I came across a very nice notation in the book Basics of Compiler Design that greatly clarified the various choices for bootstrapping a compiler. The notation was originally created by Harvey Bratman in 1961 (!) , but every other reference I’ve found on the subject is just terrible for conveying understanding. Mogensen’s presentation, on the other hand, is refreshingly clear.
The rules for T-diagrams are very simple. A compiler written in some language “C” (could be anything from machine code on up) that translates programs in language A to language B looks like this (these diagrams are from Torben Mogensen’s freely-available book on compilers):
Now suppose you have a machine that can directly run HP machine code, and a compiler from ML to HP machine code, and you want to get a ML compiler running on different machine code P. You can start by writing an ML-to-P compiler in ML, and compile that to get an ML-to-P compiler in HP:
From there, feed the new ML-to-P compiler to itself, running on the HP machine, and you end up with an ML-to-P compiler that runs on a P machine!

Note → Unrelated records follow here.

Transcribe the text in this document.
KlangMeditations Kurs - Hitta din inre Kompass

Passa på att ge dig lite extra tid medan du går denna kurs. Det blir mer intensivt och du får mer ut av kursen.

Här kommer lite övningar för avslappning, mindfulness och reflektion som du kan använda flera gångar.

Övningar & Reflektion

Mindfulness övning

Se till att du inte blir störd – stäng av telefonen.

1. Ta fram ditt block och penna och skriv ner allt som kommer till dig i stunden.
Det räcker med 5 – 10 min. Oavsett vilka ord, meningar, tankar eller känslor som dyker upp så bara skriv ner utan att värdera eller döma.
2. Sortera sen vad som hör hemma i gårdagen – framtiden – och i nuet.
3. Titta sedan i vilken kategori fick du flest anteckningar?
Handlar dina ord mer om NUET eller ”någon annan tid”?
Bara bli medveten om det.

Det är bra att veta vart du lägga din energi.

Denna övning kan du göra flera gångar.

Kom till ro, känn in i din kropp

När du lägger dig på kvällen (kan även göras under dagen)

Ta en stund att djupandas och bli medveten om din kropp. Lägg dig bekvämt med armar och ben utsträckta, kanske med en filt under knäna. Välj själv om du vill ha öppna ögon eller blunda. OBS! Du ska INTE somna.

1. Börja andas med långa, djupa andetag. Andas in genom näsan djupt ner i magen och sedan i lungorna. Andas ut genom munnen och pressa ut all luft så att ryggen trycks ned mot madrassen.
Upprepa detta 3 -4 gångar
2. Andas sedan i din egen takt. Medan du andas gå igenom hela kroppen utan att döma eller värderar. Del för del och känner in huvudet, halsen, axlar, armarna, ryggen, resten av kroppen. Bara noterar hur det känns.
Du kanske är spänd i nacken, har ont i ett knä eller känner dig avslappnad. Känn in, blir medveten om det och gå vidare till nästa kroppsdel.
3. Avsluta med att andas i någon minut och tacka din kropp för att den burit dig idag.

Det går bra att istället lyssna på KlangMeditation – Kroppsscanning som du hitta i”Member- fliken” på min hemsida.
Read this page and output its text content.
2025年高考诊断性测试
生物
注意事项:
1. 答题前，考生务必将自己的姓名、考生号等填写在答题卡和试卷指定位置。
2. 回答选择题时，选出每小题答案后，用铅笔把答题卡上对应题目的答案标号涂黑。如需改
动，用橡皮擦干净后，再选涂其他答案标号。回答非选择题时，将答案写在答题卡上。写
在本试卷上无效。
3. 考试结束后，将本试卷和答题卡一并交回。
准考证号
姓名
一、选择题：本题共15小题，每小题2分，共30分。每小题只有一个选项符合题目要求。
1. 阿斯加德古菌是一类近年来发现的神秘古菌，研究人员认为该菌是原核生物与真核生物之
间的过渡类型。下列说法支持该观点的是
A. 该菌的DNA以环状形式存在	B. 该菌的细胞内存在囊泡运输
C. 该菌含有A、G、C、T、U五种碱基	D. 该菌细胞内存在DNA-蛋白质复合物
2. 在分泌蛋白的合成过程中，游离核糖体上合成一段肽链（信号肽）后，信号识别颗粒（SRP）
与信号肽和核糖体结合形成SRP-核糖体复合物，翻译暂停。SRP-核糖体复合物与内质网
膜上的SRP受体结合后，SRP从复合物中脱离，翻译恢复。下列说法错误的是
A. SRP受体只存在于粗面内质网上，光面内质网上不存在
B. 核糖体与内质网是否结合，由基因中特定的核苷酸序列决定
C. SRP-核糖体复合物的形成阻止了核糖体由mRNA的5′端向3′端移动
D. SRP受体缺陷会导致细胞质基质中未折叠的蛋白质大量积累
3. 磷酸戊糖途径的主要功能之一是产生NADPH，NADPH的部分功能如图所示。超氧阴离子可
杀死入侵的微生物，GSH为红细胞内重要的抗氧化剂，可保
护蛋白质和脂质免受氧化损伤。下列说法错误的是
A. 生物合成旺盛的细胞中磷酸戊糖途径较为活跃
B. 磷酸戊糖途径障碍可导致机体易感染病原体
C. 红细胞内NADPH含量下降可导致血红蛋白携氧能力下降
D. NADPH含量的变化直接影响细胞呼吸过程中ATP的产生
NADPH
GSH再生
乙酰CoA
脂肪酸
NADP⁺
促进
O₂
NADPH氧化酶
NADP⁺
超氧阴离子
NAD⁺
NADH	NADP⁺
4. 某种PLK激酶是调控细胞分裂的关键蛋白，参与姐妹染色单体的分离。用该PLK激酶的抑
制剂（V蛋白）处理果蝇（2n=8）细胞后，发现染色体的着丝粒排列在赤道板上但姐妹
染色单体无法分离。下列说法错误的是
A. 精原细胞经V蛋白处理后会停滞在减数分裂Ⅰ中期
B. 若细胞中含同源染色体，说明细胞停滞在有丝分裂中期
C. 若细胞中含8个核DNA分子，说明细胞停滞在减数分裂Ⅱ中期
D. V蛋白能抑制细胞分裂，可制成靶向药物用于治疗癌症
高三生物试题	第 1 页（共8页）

The T-diagram notation can also easily be extended with interpreters, which are simply vertical boxes that can be inserted between any two languages. For example, here’s a diagram depicting a machine D running an interpreter for language C that is, in turn, running a compiler in language C to translate a program from language A to language B:
After thinking about bootstrapping in an ad-hoc way, I just love the structure that these diagrams provide! Unfortunately, while the book itself is freely available online, there’s no HTML version of the book, only a PDF version. The easiest way to see the full presentation is probably to use Scribd and search for “t-diagram”.